The Netherlands has implemented a market-oriented approach for the Cybersecurity Act (CSA), leveraging the expertise of commercial Conformity Assessment Bodies (CABs) for the certification of ICT products and services.
The Netherlands prioritises efficiency and has put processes in place in close consultation with commercial CABs in an effort to reduce processing times and bureaucracy.
EU cybersecurity certification is possible at three distinct assurance-levels: basic, substantial and high.
For assurance levels basic and substantial, certification is conducted exclusively by commercial CABs, with oversight by the Dutch National Cybersecurity Certification Authority (NCCA) following certificate issuance.
For assurance level high, the Netherlands has implemented the prior approval model. Under this model certification is also conducted by commercial CABs, but a formal approval by the NCCA is required before a certificate can be issued. This approval is in addition to the oversight by the NCCA following certificate issuance.
To efficiently reach a decision on certificate issuance, the NCCA actively gathers information throughout the certification process.
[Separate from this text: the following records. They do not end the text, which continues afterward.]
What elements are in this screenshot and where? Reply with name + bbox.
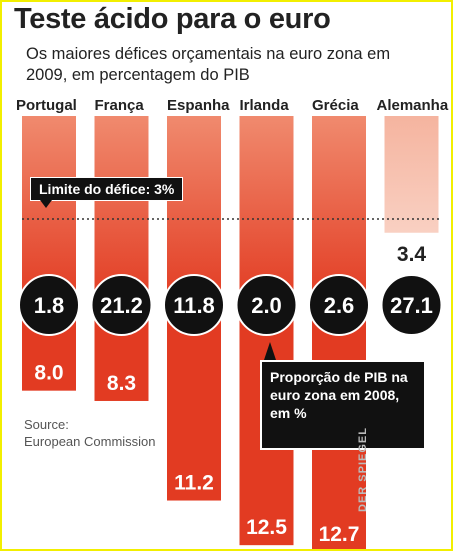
deficit-value-label: 11.2 <box>174 472 214 495</box>
chart-subtitle: Os maiores défices orçamentais na euro z… <box>26 45 391 84</box>
source-note: Source: European Commission <box>24 416 156 450</box>
deficit-bar-espanha <box>167 116 221 305</box>
gdp-share-label: 1.8 <box>34 293 65 318</box>
country-label: Portugal <box>16 97 77 114</box>
deficit-bar-grécia <box>312 116 366 305</box>
gdp-share-bubble <box>163 274 225 336</box>
gdp-share-bubble <box>90 274 153 336</box>
deficit-value-label: 3.4 <box>397 243 427 266</box>
note-pointer <box>264 342 276 360</box>
publisher-watermark: DER SPIEGEL <box>357 427 369 512</box>
deficit-bar-frança <box>94 116 149 305</box>
deficit-bar-lower-espanha <box>167 305 221 501</box>
country-label: Espanha <box>167 97 230 114</box>
gdp-share-note: Proporção de PIB na euro zona em 2008, e… <box>260 360 426 450</box>
gdp-share-bubble <box>308 274 370 336</box>
deficit-value-labels: 8.0 8.3 11.2 12.5 12.7 3.4 <box>34 243 426 546</box>
gdp-share-label: 2.6 <box>324 293 355 318</box>
gdp-share-label: 11.8 <box>173 293 215 318</box>
source-label: Source: <box>24 417 69 432</box>
country-label: Alemanha <box>376 97 449 114</box>
deficit-bar-irlanda <box>239 116 294 305</box>
deficit-bar-portugal <box>22 116 76 305</box>
gdp-share-bubble <box>18 274 80 336</box>
source-name: European Commission <box>24 434 156 449</box>
chart-title: Teste ácido para o euro <box>14 3 331 35</box>
country-label: Grécia <box>312 97 359 114</box>
deficit-value-label: 12.5 <box>246 516 287 539</box>
limit-label: Limite do défice: 3% <box>30 177 184 201</box>
deficit-bar-alemanha <box>384 116 439 233</box>
deficit-value-label: 12.7 <box>319 523 360 546</box>
country-label: Irlanda <box>239 97 289 114</box>
deficit-value-label: 8.0 <box>34 362 63 385</box>
country-label: França <box>94 97 144 114</box>
gdp-share-label: 21.2 <box>100 293 143 318</box>
gdp-bubbles-group: 1.8 21.2 11.8 2.0 2.6 27.1 <box>18 274 443 336</box>
gdp-share-bubble <box>235 274 298 336</box>
gdp-share-label: 27.1 <box>390 293 433 318</box>
gdp-share-bubble <box>380 274 443 336</box>
deficit-value-label: 8.3 <box>107 372 136 395</box>
gdp-share-label: 2.0 <box>251 293 282 318</box>
limit-label-pointer <box>40 200 52 208</box>
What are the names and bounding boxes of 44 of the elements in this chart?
Early monitoring during the process leads to shorter review times at the end, making the process as efficient as possible.
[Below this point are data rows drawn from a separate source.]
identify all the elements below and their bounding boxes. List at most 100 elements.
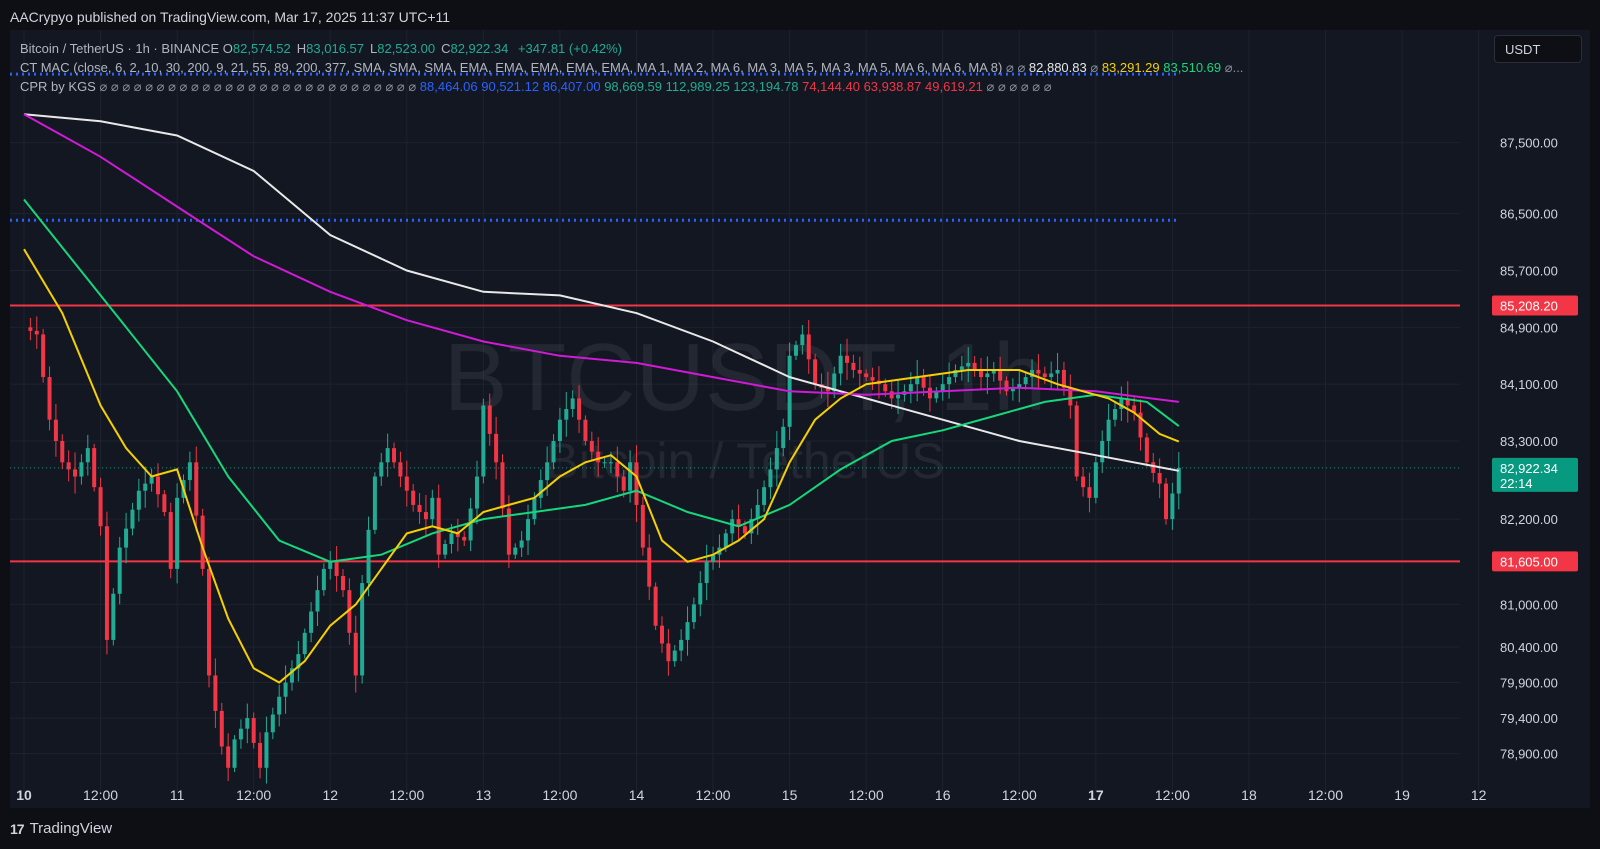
candle-body xyxy=(1010,387,1015,392)
y-tick-label: 87,500.00 xyxy=(1500,136,1558,151)
candle-body xyxy=(838,355,843,374)
candle-body xyxy=(73,469,78,477)
candle-body xyxy=(1042,373,1047,378)
candle-body xyxy=(602,462,607,464)
candle-body xyxy=(98,487,103,527)
candle-body xyxy=(207,568,212,676)
cpr-indicator-name[interactable]: CPR by KGS xyxy=(20,79,96,94)
candle-body xyxy=(966,362,971,367)
watermark-name: Bitcoin / TetherUS xyxy=(545,433,944,489)
candle-body xyxy=(449,533,454,545)
candle-body xyxy=(238,728,243,740)
candle-body xyxy=(608,462,613,464)
legend-title[interactable]: Bitcoin / TetherUS · 1h · BINANCE xyxy=(20,41,220,56)
y-tick-label: 79,900.00 xyxy=(1500,676,1558,691)
ohlc-key-l: L xyxy=(370,41,378,56)
price-label-countdown: 22:14 xyxy=(1500,476,1533,491)
candle-body xyxy=(168,512,173,569)
candle-body xyxy=(1164,483,1169,520)
candle-body xyxy=(1081,476,1086,488)
candle-body xyxy=(1106,419,1111,441)
chart-area[interactable]: BTCUSDT, 1h Bitcoin / TetherUS 87,500.00 86… xyxy=(10,30,1590,808)
candle-body xyxy=(774,448,779,470)
y-tick-label: 83,300.00 xyxy=(1500,434,1558,449)
legend-ma-indicator[interactable]: CT MAC (close, 6, 2, 10, 30, 200, 9, 21,… xyxy=(20,60,1243,76)
candle-body xyxy=(270,714,275,733)
candle-body xyxy=(468,508,473,541)
candle-body xyxy=(621,476,626,491)
moving-average-line-2 xyxy=(23,113,1179,403)
candle-body xyxy=(385,448,390,463)
price-label: 81,605.00 xyxy=(1500,554,1558,569)
candle-body xyxy=(755,504,760,520)
y-tick-label: 85,700.00 xyxy=(1500,264,1558,279)
candle-body xyxy=(857,369,862,374)
price-label: 85,208.20 xyxy=(1500,298,1558,313)
candle-body xyxy=(245,718,250,729)
candle-body xyxy=(532,497,537,520)
candle-body xyxy=(124,528,129,548)
ohlc-value-c: 82,922.34 xyxy=(450,41,509,56)
x-tick-label: 11 xyxy=(170,787,185,803)
cpr-green-3: 123,194.78 xyxy=(733,79,799,94)
candle-body xyxy=(640,504,645,548)
legend-cpr-indicator[interactable]: CPR by KGS ⌀ ⌀ ⌀ ⌀ ⌀ ⌀ ⌀ ⌀ ⌀ ⌀ ⌀ ⌀ ⌀ ⌀ ⌀… xyxy=(20,79,1052,95)
currency-selector[interactable]: USDT xyxy=(1494,35,1582,63)
candle-body xyxy=(959,366,964,370)
candle-body xyxy=(570,398,575,410)
y-tick-label: 84,100.00 xyxy=(1500,377,1558,392)
ma-symbol: ⌀ xyxy=(1090,60,1099,75)
candle-body xyxy=(730,519,735,534)
candle-body xyxy=(149,476,154,484)
x-tick-label: 17 xyxy=(1088,787,1104,803)
candle-body xyxy=(372,476,377,530)
cpr-blue-1: 88,464.06 xyxy=(419,79,478,94)
candle-body xyxy=(455,533,460,537)
candle-body xyxy=(443,544,448,555)
candle-body xyxy=(1151,462,1156,473)
candle-body xyxy=(289,668,294,683)
moving-average-line-4 xyxy=(23,248,1180,684)
candle-body xyxy=(53,419,58,441)
candle-body xyxy=(742,526,747,534)
x-tick-label: 12:00 xyxy=(696,787,731,803)
ma-prefix-symbols: ⌀ ⌀ xyxy=(1006,60,1026,75)
x-tick-label: 13 xyxy=(476,787,492,803)
candle-body xyxy=(187,462,192,481)
candle-body xyxy=(1004,380,1009,392)
candle-body xyxy=(353,632,358,676)
x-tick-label: 19 xyxy=(1394,787,1410,803)
candle-body xyxy=(28,327,33,331)
ma-indicator-name[interactable]: CT MAC (close, 6, 2, 10, 30, 200, 9, 21,… xyxy=(20,60,1003,75)
candle-body xyxy=(85,448,90,463)
y-tick-label: 80,400.00 xyxy=(1500,640,1558,655)
legend-ohlc[interactable]: Bitcoin / TetherUS · 1h · BINANCE O82,57… xyxy=(20,41,622,56)
candle-body xyxy=(213,675,218,711)
candle-body xyxy=(781,426,786,449)
candle-body xyxy=(379,462,384,477)
candle-body xyxy=(1061,369,1066,388)
price-label-bg xyxy=(1492,295,1578,316)
price-label-bg xyxy=(1492,457,1578,492)
candle-body xyxy=(1023,377,1028,385)
candle-body xyxy=(398,462,403,477)
candle-body xyxy=(347,590,352,633)
candle-body xyxy=(404,476,409,491)
candle-body xyxy=(660,625,664,644)
y-tick-label: 86,500.00 xyxy=(1500,207,1558,222)
candle-body xyxy=(175,497,180,569)
candle-body xyxy=(583,419,588,441)
candle-body xyxy=(1049,373,1054,378)
candle-body xyxy=(60,441,65,463)
cpr-prefix-symbols: ⌀ ⌀ ⌀ ⌀ ⌀ ⌀ ⌀ ⌀ ⌀ ⌀ ⌀ ⌀ ⌀ ⌀ ⌀ ⌀ ⌀ ⌀ ⌀ ⌀ … xyxy=(99,79,417,94)
candle-body xyxy=(1030,369,1035,378)
candle-body xyxy=(321,568,326,591)
candle-body xyxy=(577,398,582,420)
candle-body xyxy=(258,742,263,768)
candle-body xyxy=(34,330,39,335)
candle-body xyxy=(392,448,397,463)
candle-body xyxy=(723,533,728,548)
candle-body xyxy=(219,710,224,747)
tradingview-logo[interactable]: 17 TradingView xyxy=(10,820,112,837)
The Dutch implementation of the prior approval model ensures that the certification process as a whole is efficient and transparent for all involved parties.
All certification schemes will apply the prior approval model for certification at assurance level High. The first certification schemes created under the Cybersecurity Act are the Common Criteria-based European Cybersecurity Certification Scheme (EUCC) and the European Cybersecurity Certification Scheme for Cloud Services (EUCS).